As an essential metric for diabetic management in clinical practice, TIR has been shown to be inversely associated with HbA1c and the risk of diabetic complications in diabetic patients [38]. However, in our population-based study of middle-age and elderly adults, we did not observe a significant association between daily TIR and hepatic steatosis. Interestingly, when assessed separately during nighttime and daytime periods, TIR exhibited a negative association with hepatic steatosis during daytime, while a positive association during nighttime. This finding was also supported by Keshet et al. that TIR was positive correlated with liver-related clinical measures during sleep time but not wake time in a large non-diabetic population [11]. The discrepancy may stem from the differences in glucose distributions during different periods, as a wide range of glucose exists for a given TIR level. Our findings supported the recommendation from an international consensus statement to assess and appropriately define time in range measures during sleep periods and active periods [9].

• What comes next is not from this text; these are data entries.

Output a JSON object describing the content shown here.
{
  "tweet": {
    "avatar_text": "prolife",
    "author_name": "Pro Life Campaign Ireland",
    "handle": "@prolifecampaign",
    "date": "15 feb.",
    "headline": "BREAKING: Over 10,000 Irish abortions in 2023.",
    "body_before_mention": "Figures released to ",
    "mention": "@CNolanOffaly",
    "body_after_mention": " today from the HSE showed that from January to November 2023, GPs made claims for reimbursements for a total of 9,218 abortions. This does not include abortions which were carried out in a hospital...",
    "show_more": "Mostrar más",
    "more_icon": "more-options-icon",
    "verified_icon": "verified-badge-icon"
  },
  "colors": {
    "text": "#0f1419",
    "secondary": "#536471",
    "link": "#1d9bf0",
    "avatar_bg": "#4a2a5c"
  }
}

Our study is novel to reveal different associations patterns between CGM-derived metrics and hepatic steatosis during nighttime and daytime periods. Blood glucose levels during sleep at night are mainly regulated by insulin secretion to maintain basic metabolism, while during the day are largely influenced by behavioral factors such as diet, activity, and medication intake [39]. In the current study, associations of mean glucose level and glycemic variability metrics with hepatic steatosis were more prominent during daytime, highlighting the importance of glycemic control through regulating behavioral factors for the management of hepatic steatosis. In addition, our observation of improved predictive capacity with CGM metrics during both nighttime and daytime indicated that impairment of both physiological and behavior-responsive glucose contributed to the development of hepatic steatosis, providing insights into the role of glycemic dysfunction in the pathophysiology of hepatic steatosis.

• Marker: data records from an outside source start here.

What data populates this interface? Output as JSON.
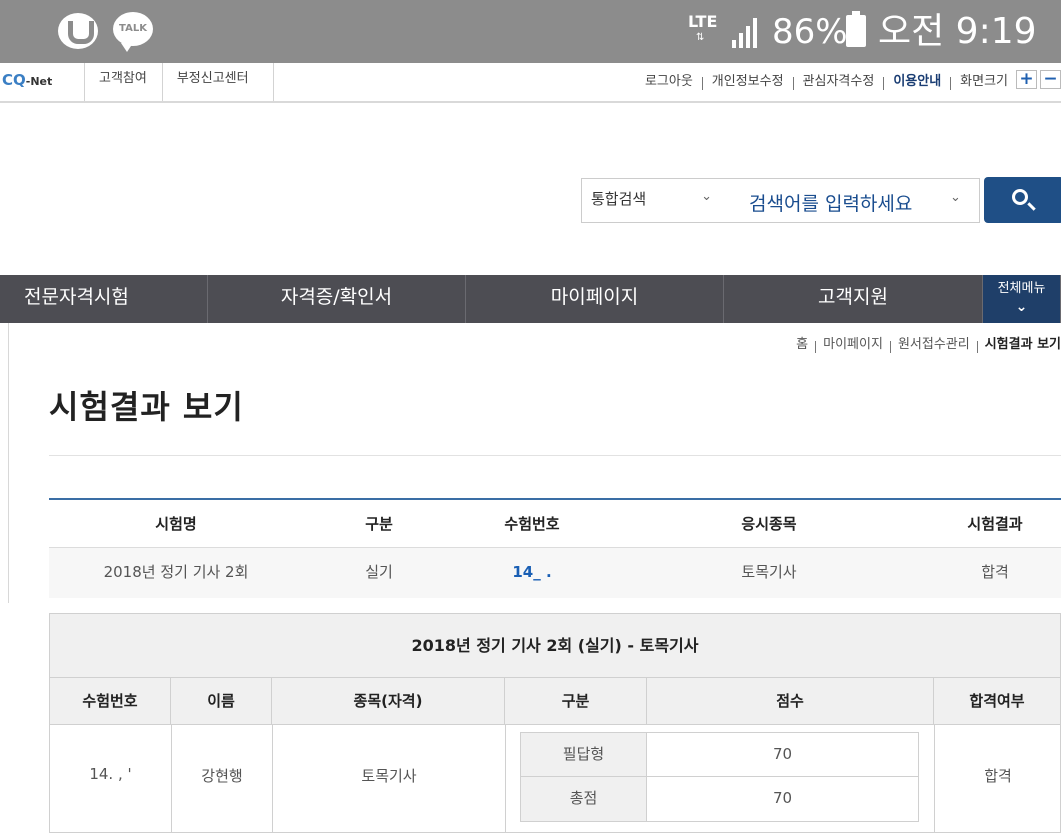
{
  "status_bar": {
    "talk_label": "TALK",
    "network": "LTE",
    "battery": "86%",
    "time": "오전 9:19"
  },
  "util_bar": {
    "logo_main": "CQ",
    "logo_sub": "-Net",
    "left_links": [
      "고객참여",
      "부정신고센터"
    ],
    "right_links": [
      "로그아웃",
      "개인정보수정",
      "관심자격수정",
      "이용안내",
      "화면크기"
    ],
    "zoom_in": "+",
    "zoom_out": "−"
  },
  "search": {
    "category": "통합검색",
    "placeholder": "검색어를 입력하세요"
  },
  "main_nav": {
    "items": [
      "전문자격시험",
      "자격증/확인서",
      "마이페이지",
      "고객지원"
    ],
    "all_menu": "전체메뉴"
  },
  "breadcrumb": [
    "홈",
    "마이페이지",
    "원서접수관리",
    "시험결과 보기"
  ],
  "page_title": "시험결과 보기",
  "results_table": {
    "headers": [
      "시험명",
      "구분",
      "수험번호",
      "응시종목",
      "시험결과"
    ],
    "rows": [
      {
        "exam": "2018년 정기 기사 2회",
        "type": "실기",
        "number": "14_ . ",
        "subject": "토목기사",
        "result": "합격"
      }
    ]
  },
  "detail": {
    "caption": "2018년 정기 기사 2회 (실기) - 토목기사",
    "headers": [
      "수험번호",
      "이름",
      "종목(자격)",
      "구분",
      "점수",
      "합격여부"
    ],
    "number": "14. , ' ",
    "name": "강현행",
    "subject": "토목기사",
    "scores": [
      {
        "type": "필답형",
        "score": "70"
      },
      {
        "type": "총점",
        "score": "70"
      }
    ],
    "pass": "합격"
  }
}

Interestingly, the association patterns of CGM metrics with FIB-4 score among participants without hepatic steatosis were opposite to those of CGM metrics with hepatic steatosis. In contrast, previous studies have demonstrated positive associations between postprandial glucose and liver fibrosis risk in NAFLD patients [40]. However, studies indicated that FIB-4 index is not suitable for primary screening for liver fibrosis in the general population without liver disease [41]. Therefore, the findings we observed between CGM metrics and FIB-4 among participants without hepatic steatosis still need validation in future studies.

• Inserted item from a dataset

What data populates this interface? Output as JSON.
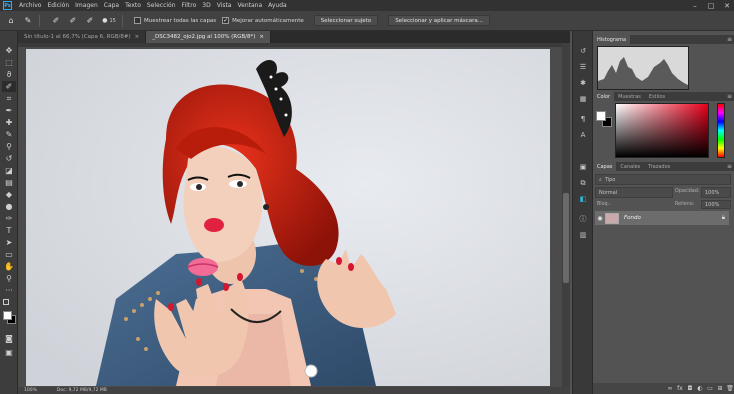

The present study has several strengths. First, unlike previous population-based studies that relied on ultrasound or biomarkers for the diagnosis of hepatic steatosis, our utilization of MRI in a large sample size allows the classification of different degree of hepatic steatosis and helps minimize the misclassification bias. Second, CGM-derived metrics were processed separately for nighttime and daytime periods, going beyond the conventional analyses largely focused on metrics of all day. Our study also has several limitations. First, the nature of cross-sectional study restricts the establishment of temporal and causal relationships between the CGM-derived metrics and hepatic steatosis. Second, all participants included in the current study are middle-aged and elderly Chinese individuals, limiting the generalizability of our findings to other age groups or ethnicities. Third, we cannot exclude the potential for selection biases due to the non-probability sampling, although the initial subject selection is unlikely to be differentially related to CGM metrics between participants with and without hepatic steatosis. Lastly, although MRI is recognized as the most accurate non-invasive method to quantify liver fat content, liver biopsy remains the gold standard for assessing histological features of liver diseases.

Conclusions

In summary, we found that higher CGM-derived mean glucose and variability metrics were associated with higher degree of hepatic steatosis, and CGM-derived metrics during the nighttime and daytime periods offered unique and complementary information for hepatic steatosis. Our findings provide novel insights into the preventive strategy of hepatic steatosis via precision glycemic management.